Where a practical completion or final payment dispute arises, HIA strongly recommends that the builder does not hand over the works until they are contractually required to do so and seeks further advice. Under the contract, the builder is only required to hand over the works once the client has paid the final claim in full. Accordingly, if the client is withholding payment, retaining possession of the keys is one of the few protections available to the builder to secure payment.
While many residential building contracts provide for a four‑month contractual defects liability period, this is separate from the statutory regime. Under the Building Services (Complaint Resolution and Administration) Act 2011 (WA), a person adversely affected may lodge a complaint about faulty or unsatisfactory building work for up to six years after practical completion. Accordingly, a builder is ultimately responsible for defects for a period of six years. In limited cases, claims can also be brought outside of the general six-year period. For example, where there is a claim for personal injury arising from latent or hidden structural defects in the building works, the limitation period commences from the time the defect becomes reasonably apparent or discoverable. Additionally, certain products may also carry their own extended warranty or defect liability periods. For example, a plumbing pipe product may offer a 15‑year product warranty relating to specific manufacturing defects.

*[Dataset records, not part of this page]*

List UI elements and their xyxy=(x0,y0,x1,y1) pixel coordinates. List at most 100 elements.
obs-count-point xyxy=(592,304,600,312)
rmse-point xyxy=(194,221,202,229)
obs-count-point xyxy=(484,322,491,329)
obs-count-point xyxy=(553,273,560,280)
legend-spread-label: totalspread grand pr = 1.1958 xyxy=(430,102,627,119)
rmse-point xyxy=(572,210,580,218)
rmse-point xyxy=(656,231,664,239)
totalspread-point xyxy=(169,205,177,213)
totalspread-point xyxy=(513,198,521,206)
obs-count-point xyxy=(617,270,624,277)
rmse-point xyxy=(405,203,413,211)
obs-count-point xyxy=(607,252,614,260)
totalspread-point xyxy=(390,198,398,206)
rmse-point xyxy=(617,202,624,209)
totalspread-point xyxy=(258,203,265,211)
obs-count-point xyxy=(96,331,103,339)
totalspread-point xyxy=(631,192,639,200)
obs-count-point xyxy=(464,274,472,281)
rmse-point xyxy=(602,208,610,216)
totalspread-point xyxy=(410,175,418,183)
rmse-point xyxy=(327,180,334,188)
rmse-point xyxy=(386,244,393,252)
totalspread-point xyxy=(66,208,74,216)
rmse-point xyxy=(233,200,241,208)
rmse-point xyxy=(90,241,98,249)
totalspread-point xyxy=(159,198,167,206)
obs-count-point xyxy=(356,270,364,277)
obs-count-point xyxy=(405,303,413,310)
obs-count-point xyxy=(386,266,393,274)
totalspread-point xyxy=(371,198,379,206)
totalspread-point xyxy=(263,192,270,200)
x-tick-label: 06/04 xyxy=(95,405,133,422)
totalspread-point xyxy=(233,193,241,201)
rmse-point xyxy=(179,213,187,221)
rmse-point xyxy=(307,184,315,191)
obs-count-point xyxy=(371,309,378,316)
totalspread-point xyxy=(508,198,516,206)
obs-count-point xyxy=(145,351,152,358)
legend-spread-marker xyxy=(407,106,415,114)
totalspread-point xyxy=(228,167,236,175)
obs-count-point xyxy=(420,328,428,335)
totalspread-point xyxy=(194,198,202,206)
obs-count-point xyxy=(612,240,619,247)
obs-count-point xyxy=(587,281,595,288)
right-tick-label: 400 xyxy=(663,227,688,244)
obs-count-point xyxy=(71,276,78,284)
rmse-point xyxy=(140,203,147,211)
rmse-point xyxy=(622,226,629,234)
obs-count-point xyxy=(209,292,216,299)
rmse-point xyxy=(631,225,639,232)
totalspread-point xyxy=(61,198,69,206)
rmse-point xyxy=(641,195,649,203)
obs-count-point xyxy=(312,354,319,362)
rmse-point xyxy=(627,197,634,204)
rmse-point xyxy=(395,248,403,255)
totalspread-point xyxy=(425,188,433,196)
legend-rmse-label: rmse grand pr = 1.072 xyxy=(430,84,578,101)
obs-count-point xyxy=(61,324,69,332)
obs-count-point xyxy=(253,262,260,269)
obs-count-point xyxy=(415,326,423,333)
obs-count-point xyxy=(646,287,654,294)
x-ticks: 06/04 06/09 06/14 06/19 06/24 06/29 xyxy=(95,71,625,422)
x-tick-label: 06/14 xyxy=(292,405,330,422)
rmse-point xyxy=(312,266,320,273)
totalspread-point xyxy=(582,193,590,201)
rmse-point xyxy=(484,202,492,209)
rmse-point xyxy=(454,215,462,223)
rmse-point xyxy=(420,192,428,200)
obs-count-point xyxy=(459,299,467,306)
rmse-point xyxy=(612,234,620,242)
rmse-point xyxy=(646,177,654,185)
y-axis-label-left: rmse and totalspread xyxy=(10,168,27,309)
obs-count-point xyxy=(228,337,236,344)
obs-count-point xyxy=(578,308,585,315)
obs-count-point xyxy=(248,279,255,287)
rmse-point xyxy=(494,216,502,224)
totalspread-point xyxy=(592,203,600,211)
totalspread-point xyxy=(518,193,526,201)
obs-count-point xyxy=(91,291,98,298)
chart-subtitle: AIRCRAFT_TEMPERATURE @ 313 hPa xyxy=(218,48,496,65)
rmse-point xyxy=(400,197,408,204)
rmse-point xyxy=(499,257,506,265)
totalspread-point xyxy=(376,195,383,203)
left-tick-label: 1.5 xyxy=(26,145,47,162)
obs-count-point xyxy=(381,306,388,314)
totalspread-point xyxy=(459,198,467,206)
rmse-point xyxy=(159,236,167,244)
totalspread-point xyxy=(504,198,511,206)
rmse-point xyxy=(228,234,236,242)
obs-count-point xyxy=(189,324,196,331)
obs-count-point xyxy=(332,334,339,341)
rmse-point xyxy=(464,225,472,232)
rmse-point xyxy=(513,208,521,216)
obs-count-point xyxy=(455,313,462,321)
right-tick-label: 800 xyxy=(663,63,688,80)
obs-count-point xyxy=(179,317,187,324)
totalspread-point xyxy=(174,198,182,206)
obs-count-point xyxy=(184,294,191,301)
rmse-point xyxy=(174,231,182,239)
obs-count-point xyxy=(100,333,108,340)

During the six-year period, a complaint for a breach of the builder’s legislated obligations can be made by not only the client, but also a subsequent owner of the property or any other third party who is adversely affected by the works (i.e. a neighbor). These complaints are heard and decided by the Building Commission.
Not every issue that arises during the six-year liability period will be due to faulty workmanship. Issues caused by fair wear and tear, lack of maintenance, or damage caused by the owner are not the builder’s responsibility and the builder is generally not required to rectify these defects.
Generally, when a client identifies a potential defect, they will contact the builder and bring the workmanship issues to their attention. When responding to a client, it is best practice for the builder to send a representative along in ‘good faith’ to assess the building work and then decide as to whether you have any liability for performing rectification work.
A practical way of assessing whether the owner’s complaint is reasonable is to ask yourself if you would be prepared to accept that quality of work in your own home.
Local government authorities have the power to monitor and enforce compliance with building and occupancy permits. If a permit authority discovers non-complaint building works, they may order the building service provider to remedy the problem. This applies irrespective of when the works were carried out.
The Building Commission also has powers to order building service providers to remedy faulty building works that are found during proactive audits of building sites, but only if there is a dangerous situation requiring immediate action.
Holding the appropriate insurance to cover yourself against claims during the relevant six-year limitation period is an important step in protecting your business
It is also prudent to ensure that whenever you carry out works for a client, you have a written contract in place that clearly outlines the detailed scope of the works that you will be carrying out. This documentation is invaluable in responding to any later allegations of defective workmanship - for example, where the issue relates to work performed by the client or another third party without your knowledge or consent.